In questo senso Pajetta ha sostenuto il valore storico della leggenda inserendolo nello specifico contesto della guerra di popolo, letta anche in termini di fiducia reciproca da parte della popolazione e di coloro che, uomini e ragazzi, condussero una lotta difficile, in molti casi apparentemente folle. Cino Moscatelli fu uno di coloro che operarono una scelta di lotta da molti considerata impossibile e seppe condurla con coraggio.
Gian Carlo Pajetta ha ricordato come, nella provincia di Ravenna, Moscatelli sia riuscito a creare una Federazione giovanile comunista che contava seicento iscritti; come abbia sopportato il carcere con la forza dei propri ideali; come ne abbia mantenuta la certezza, unitamente alla fiducia nella gente di queste valli.

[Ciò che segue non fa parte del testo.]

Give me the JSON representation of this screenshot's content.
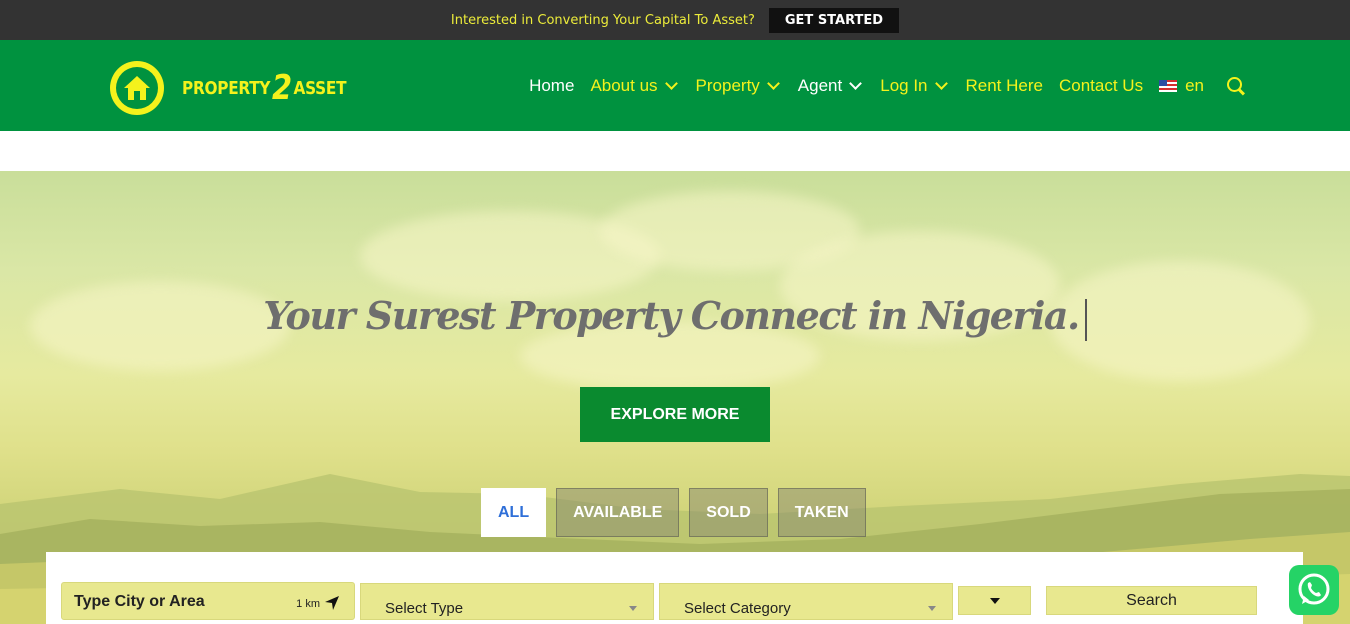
{
  "topbar": {
    "message": "Interested in Converting Your Capital To Asset?",
    "cta_label": "GET STARTED"
  },
  "logo": {
    "word1": "PROPERTY",
    "numeral": "2",
    "word2": "ASSET",
    "icon": "house-icon"
  },
  "nav": {
    "items": [
      {
        "label": "Home",
        "dropdown": false
      },
      {
        "label": "About us",
        "dropdown": true
      },
      {
        "label": "Property",
        "dropdown": true
      },
      {
        "label": "Agent",
        "dropdown": true
      },
      {
        "label": "Log In",
        "dropdown": true
      },
      {
        "label": "Rent Here",
        "dropdown": false
      },
      {
        "label": "Contact Us",
        "dropdown": false
      }
    ],
    "language": "en",
    "language_flag": "us-flag-icon",
    "search_icon": "search-icon"
  },
  "hero": {
    "headline": "Your Surest Property Connect in Nigeria.",
    "explore_label": "EXPLORE MORE",
    "tabs": [
      {
        "label": "ALL",
        "active": true
      },
      {
        "label": "AVAILABLE",
        "active": false
      },
      {
        "label": "SOLD",
        "active": false
      },
      {
        "label": "TAKEN",
        "active": false
      }
    ]
  },
  "search": {
    "city_placeholder": "Type City or Area",
    "radius": "1 km",
    "type_placeholder": "Select Type",
    "category_placeholder": "Select Category",
    "search_label": "Search"
  },
  "colors": {
    "topbar_bg": "#333333",
    "header_bg": "#00923f",
    "accent_yellow": "#f4f21c",
    "explore_bg": "#0a8a2f",
    "field_bg": "#e8e88f",
    "whatsapp": "#25d366"
  }
}
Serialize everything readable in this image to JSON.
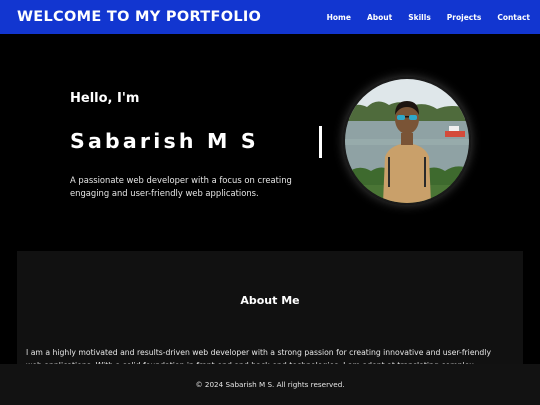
{
  "navbar": {
    "brand": "WELCOME TO MY PORTFOLIO",
    "links": [
      "Home",
      "About",
      "Skills",
      "Projects",
      "Contact"
    ],
    "background": "#1236d0"
  },
  "hero": {
    "greeting": "Hello, I'm",
    "name": "Sabarish M S",
    "tagline": "A passionate web developer with a focus on creating engaging and user-friendly web applications.",
    "avatar_icon": "profile-photo"
  },
  "about": {
    "title": "About Me",
    "text": "I am a highly motivated and results-driven web developer with a strong passion for creating innovative and user-friendly web applications. With a solid foundation in front-end and back-end technologies, I am adept at translating complex business"
  },
  "footer": {
    "text": "© 2024 Sabarish M S. All rights reserved."
  }
}
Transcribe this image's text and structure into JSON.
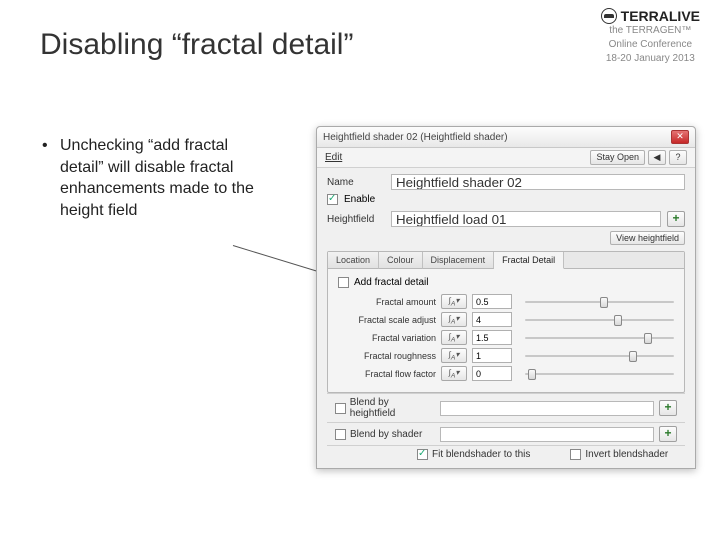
{
  "slide": {
    "title": "Disabling “fractal detail”",
    "bullet": "Unchecking “add fractal detail” will disable fractal enhancements made to the height field"
  },
  "brand": {
    "name": "TERRALIVE",
    "line1": "the TERRAGEN™",
    "line2": "Online Conference",
    "line3": "18-20 January 2013"
  },
  "window": {
    "title": "Heightfield shader 02    (Heightfield shader)",
    "menu_edit": "Edit",
    "btn_stayopen": "Stay Open",
    "btn_back": "◀",
    "btn_help": "?",
    "name_label": "Name",
    "name_value": "Heightfield shader 02",
    "enable_label": "Enable",
    "heightfield_label": "Heightfield",
    "heightfield_value": "Heightfield load 01",
    "view_heightfield": "View heightfield",
    "tabs": {
      "location": "Location",
      "colour": "Colour",
      "displacement": "Displacement",
      "fractal": "Fractal Detail"
    },
    "fractal": {
      "add_detail": "Add fractal detail",
      "params": [
        {
          "label": "Fractal amount",
          "value": "0.5",
          "pos": 50
        },
        {
          "label": "Fractal scale adjust",
          "value": "4",
          "pos": 60
        },
        {
          "label": "Fractal variation",
          "value": "1.5",
          "pos": 80
        },
        {
          "label": "Fractal roughness",
          "value": "1",
          "pos": 70
        },
        {
          "label": "Fractal flow factor",
          "value": "0",
          "pos": 2
        }
      ]
    },
    "blend_heightfield": "Blend by heightfield",
    "blend_shader": "Blend by shader",
    "fit_blendshader": "Fit blendshader to this",
    "invert_blendshader": "Invert blendshader"
  }
}
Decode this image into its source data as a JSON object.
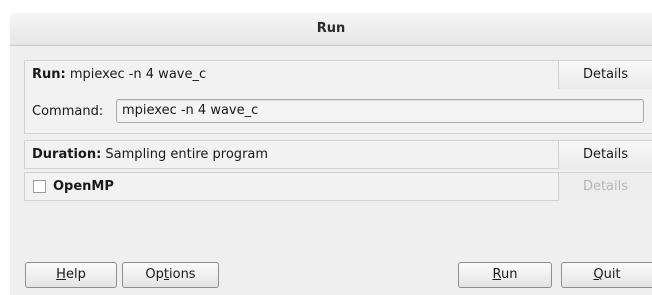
{
  "window": {
    "title": "Run"
  },
  "run_section": {
    "label_bold": "Run:",
    "label_value": " mpiexec -n 4 wave_c",
    "details_label": "Details",
    "command_label": "Command:",
    "command_value": "mpiexec -n 4 wave_c"
  },
  "duration_section": {
    "label_bold": "Duration:",
    "label_value": " Sampling entire program",
    "details_label": "Details"
  },
  "openmp_section": {
    "label_bold": "OpenMP",
    "checked": false,
    "details_label": "Details",
    "details_enabled": false
  },
  "buttons": {
    "help": {
      "mnemonic": "H",
      "rest": "elp"
    },
    "options": {
      "before": "Op",
      "mnemonic": "t",
      "rest": "ions"
    },
    "run": {
      "mnemonic": "R",
      "rest": "un"
    },
    "quit": {
      "mnemonic": "Q",
      "rest": "uit"
    }
  },
  "colors": {
    "background": "#efefef",
    "section_background": "#f2f2f2",
    "disabled_text": "#b6b6b6"
  }
}
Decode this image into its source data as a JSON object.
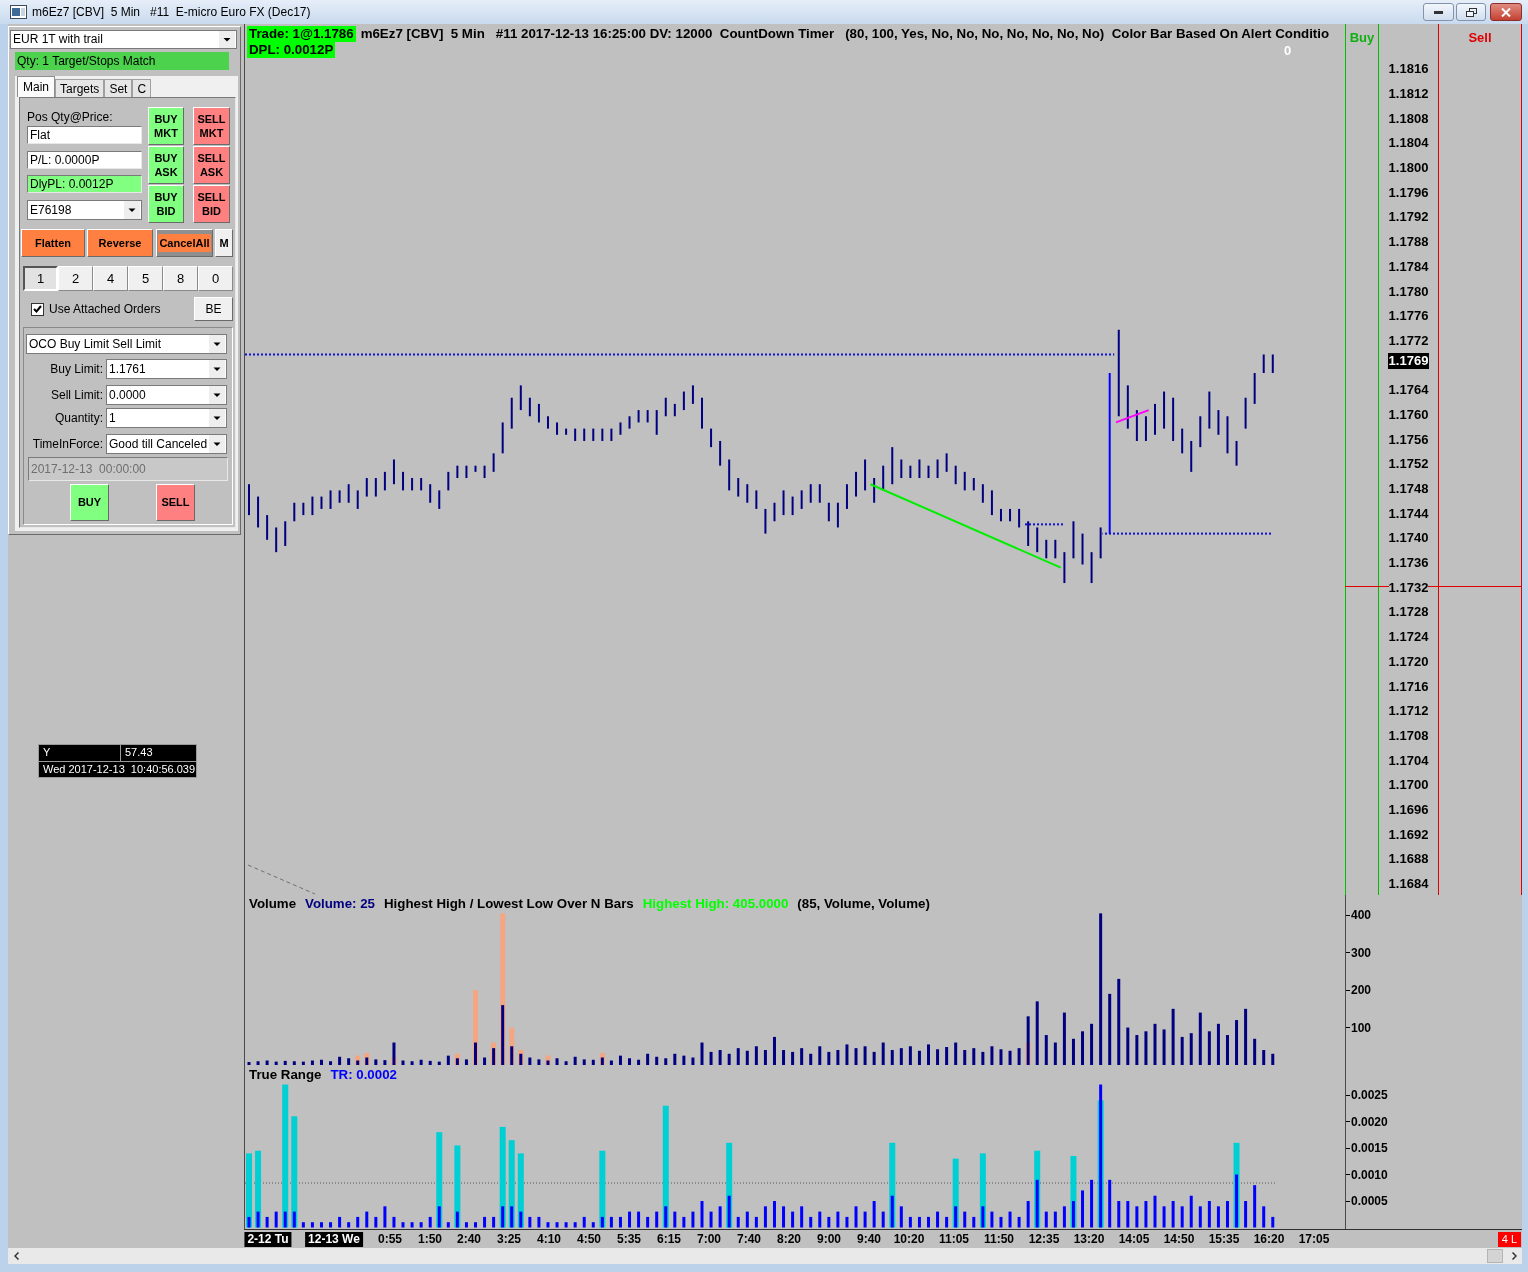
{
  "window": {
    "title": "m6Ez7 [CBV]  5 Min   #11  E-micro Euro FX (Dec17)"
  },
  "chart_trader": {
    "atm_strategy": "EUR 1T with trail",
    "status": "Qty: 1 Target/Stops Match",
    "tabs": [
      {
        "label": "Main",
        "selected": true
      },
      {
        "label": "Targets",
        "selected": false
      },
      {
        "label": "Set",
        "selected": false
      },
      {
        "label": "C",
        "selected": false
      }
    ],
    "position_label": "Pos Qty@Price:",
    "position": "Flat",
    "pnl": "P/L: 0.0000P",
    "daily_pnl": "DlyPL: 0.0012P",
    "account": "E76198",
    "order_buttons": [
      {
        "label": "BUY MKT",
        "kind": "buy"
      },
      {
        "label": "SELL MKT",
        "kind": "sell"
      },
      {
        "label": "BUY ASK",
        "kind": "buy"
      },
      {
        "label": "SELL ASK",
        "kind": "sell"
      },
      {
        "label": "BUY BID",
        "kind": "buy"
      },
      {
        "label": "SELL BID",
        "kind": "sell"
      }
    ],
    "action_buttons": [
      {
        "label": "Flatten",
        "kind": "accent"
      },
      {
        "label": "Reverse",
        "kind": "accent"
      },
      {
        "label": "CancelAll",
        "kind": "cancel"
      },
      {
        "label": "M",
        "kind": "plain"
      }
    ],
    "quantity_buttons": [
      {
        "label": "1",
        "selected": true
      },
      {
        "label": "2",
        "selected": false
      },
      {
        "label": "4",
        "selected": false
      },
      {
        "label": "5",
        "selected": false
      },
      {
        "label": "8",
        "selected": false
      },
      {
        "label": "0",
        "selected": false
      }
    ],
    "use_attached_orders": {
      "label": "Use Attached Orders",
      "checked": true
    },
    "be_button": "BE",
    "order_form": {
      "order_type": "OCO Buy Limit Sell Limit",
      "fields": [
        {
          "label": "Buy Limit:",
          "value": "1.1761"
        },
        {
          "label": "Sell Limit:",
          "value": "0.0000"
        },
        {
          "label": "Quantity:",
          "value": "1"
        },
        {
          "label": "TimeInForce:",
          "value": "Good till Canceled"
        }
      ],
      "expiry": {
        "value": "2017-12-13  00:00:00",
        "disabled": true
      },
      "buttons": [
        {
          "label": "BUY",
          "kind": "buy"
        },
        {
          "label": "SELL",
          "kind": "sell"
        }
      ]
    }
  },
  "data_box": {
    "rows": [
      {
        "cells": [
          "Y",
          "57.43"
        ]
      },
      {
        "cells": [
          "Wed 2017-12-13  10:40:56.039"
        ]
      }
    ]
  },
  "price_panel": {
    "legend": [
      {
        "segments": [
          {
            "text": "Trade: 1@1.1786",
            "kind": "highlight"
          },
          {
            "text": "m6Ez7 [CBV]  5 Min   #11 2017-12-13 16:25:00 DV: 12000  CountDown Timer   (80, 100, Yes, No, No, No, No, No, No, No)  Color Bar Based On Alert Conditio",
            "kind": "plain"
          }
        ]
      },
      {
        "segments": [
          {
            "text": "DPL: 0.0012P",
            "kind": "highlight"
          }
        ]
      }
    ],
    "countdown": "0",
    "buy_column": "Buy",
    "sell_column": "Sell",
    "price_axis": [
      {
        "text": "1.1816",
        "kind": "tick"
      },
      {
        "text": "1.1812",
        "kind": "tick"
      },
      {
        "text": "1.1808",
        "kind": "tick"
      },
      {
        "text": "1.1804",
        "kind": "tick"
      },
      {
        "text": "1.1800",
        "kind": "tick"
      },
      {
        "text": "1.1796",
        "kind": "tick"
      },
      {
        "text": "1.1792",
        "kind": "tick"
      },
      {
        "text": "1.1788",
        "kind": "tick"
      },
      {
        "text": "1.1784",
        "kind": "tick"
      },
      {
        "text": "1.1780",
        "kind": "tick"
      },
      {
        "text": "1.1776",
        "kind": "tick"
      },
      {
        "text": "1.1772",
        "kind": "tick"
      },
      {
        "text": "1.1769",
        "kind": "last_price"
      },
      {
        "text": "1.1764",
        "kind": "tick"
      },
      {
        "text": "1.1760",
        "kind": "tick"
      },
      {
        "text": "1.1756",
        "kind": "tick"
      },
      {
        "text": "1.1752",
        "kind": "tick"
      },
      {
        "text": "1.1748",
        "kind": "tick"
      },
      {
        "text": "1.1744",
        "kind": "tick"
      },
      {
        "text": "1.1740",
        "kind": "tick"
      },
      {
        "text": "1.1736",
        "kind": "tick"
      },
      {
        "text": "1.1732",
        "kind": "tick"
      },
      {
        "text": "1.1728",
        "kind": "tick"
      },
      {
        "text": "1.1724",
        "kind": "tick"
      },
      {
        "text": "1.1720",
        "kind": "tick"
      },
      {
        "text": "1.1716",
        "kind": "tick"
      },
      {
        "text": "1.1712",
        "kind": "tick"
      },
      {
        "text": "1.1708",
        "kind": "tick"
      },
      {
        "text": "1.1704",
        "kind": "tick"
      },
      {
        "text": "1.1700",
        "kind": "tick"
      },
      {
        "text": "1.1696",
        "kind": "tick"
      },
      {
        "text": "1.1692",
        "kind": "tick"
      },
      {
        "text": "1.1688",
        "kind": "tick"
      },
      {
        "text": "1.1684",
        "kind": "tick"
      }
    ]
  },
  "volume_panel": {
    "legend": [
      {
        "text": "Volume",
        "color": "#000000"
      },
      {
        "text": "Volume: 25",
        "color": "#000080"
      },
      {
        "text": "Highest High / Lowest Low Over N Bars",
        "color": "#000000"
      },
      {
        "text": "Highest High: 405.0000",
        "color": "#00ff00"
      },
      {
        "text": "(85, Volume, Volume)",
        "color": "#000000"
      }
    ],
    "axis_labels": [
      "400",
      "300",
      "200",
      "100"
    ]
  },
  "true_range_panel": {
    "legend": [
      {
        "text": "True Range",
        "color": "#000000"
      },
      {
        "text": "TR: 0.0002",
        "color": "#0000ff"
      }
    ],
    "axis_labels": [
      "0.0025",
      "0.0020",
      "0.0015",
      "0.0010",
      "0.0005"
    ]
  },
  "time_axis": {
    "labels": [
      {
        "text": "2-12 Tu",
        "kind": "date"
      },
      {
        "text": "12-13 We",
        "kind": "date"
      },
      {
        "text": "0:55",
        "kind": "time"
      },
      {
        "text": "1:50",
        "kind": "time"
      },
      {
        "text": "2:40",
        "kind": "time"
      },
      {
        "text": "3:25",
        "kind": "time"
      },
      {
        "text": "4:10",
        "kind": "time"
      },
      {
        "text": "4:50",
        "kind": "time"
      },
      {
        "text": "5:35",
        "kind": "time"
      },
      {
        "text": "6:15",
        "kind": "time"
      },
      {
        "text": "7:00",
        "kind": "time"
      },
      {
        "text": "7:40",
        "kind": "time"
      },
      {
        "text": "8:20",
        "kind": "time"
      },
      {
        "text": "9:00",
        "kind": "time"
      },
      {
        "text": "9:40",
        "kind": "time"
      },
      {
        "text": "10:20",
        "kind": "time"
      },
      {
        "text": "11:05",
        "kind": "time"
      },
      {
        "text": "11:50",
        "kind": "time"
      },
      {
        "text": "12:35",
        "kind": "time"
      },
      {
        "text": "13:20",
        "kind": "time"
      },
      {
        "text": "14:05",
        "kind": "time"
      },
      {
        "text": "14:50",
        "kind": "time"
      },
      {
        "text": "15:35",
        "kind": "time"
      },
      {
        "text": "16:20",
        "kind": "time"
      },
      {
        "text": "17:05",
        "kind": "time"
      }
    ],
    "status": "4 L"
  }
}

Pajetta ha sottolineato, inoltre, il significato della decisione di salire al Monte Briasco per dare vita alla guerra partigiana, decisione presa fra l’incomprensione di molti: «Ma perché volete far questo, cos’è il Briasco quando armate intere si affrontano a Montecassino, perché combattere se altri stanno avanzando, perché non attenderli con pazienza, facendo magari il doppio gioco…». Riferendosi alle doti di fantasia, proprie di Moscatelli, e riprendendo le considerazioni fatte dal prof. Quazza, Pajetta ha ribadito come, in realtà, l’intera guerra di popolo sia anche fantasia, capacità inventiva e, a questo proposito, ha ricordato un episodio particolarmente significativo relativo al primo tentativo di distruggere la formazione partigiana del Briasco «quando i fascisti della “Tagliamento” salirono da Vercelli. Erano dei poveracci, i resti di un’armata battuta, dei disperati, ma pensavano di trovarci più poveracci e più disperati di loro; avevano paga sicura e automezzi che li trasportavano: avevano l’ordine di spazzare la Valsesia e intendevano farlo. Ebbene, quei fascisti furono prima contrastati, poi battuti, addirittura dispersi. Ricordo il primo comunicato di Moscatelli che lessi con grande ammirazione, persino con invidia e, al tempo stesso, con quel tanto di ironia che mi faceva pensare di essere arrivati all’impudenza. C’era stato questo tentativo di rastrellamento, era fallito, e Moscatelli faceva un comunicato nel quale non solo annunciava la vittoria, la disfatta di quelli che, con mezzi blindati e camion, avevano cercato di risalire la valle ma, parlando dei numerosi prigionieri già catturati diceva: “Non diamo le cifre perché il rastrellamento continua”. Aveva inventato il rastrellamento a rovescio!».
Pajetta ha proseguito citando altri significativi episodi della vita partigiana di Moscatelli, riconoscendo in lui «un uomo fatto per stimolare, per incoraggiare», un uomo la cui Resistenza iniziò ben prima dell’8 settembre e durò fino all’ultimo giorno della sua vita. Ha ribadito nuovamente come il coraggio, la passione, la ferma coerenza nei propri ideali non abbiano impedito a Moscatelli di guardarsi intorno, di comprendere gli altri e ha riaffermato il valore dell’apertura verso le posizioni altrui, l’importanza dello sforzo di comprendere anche coloro che rappresentano la controparte diretta. Pajetta ha quindi concluso ricordando tutti coloro che si impegnarono nella lotta di liberazione e sacrificarono la loro vita a questa scelta.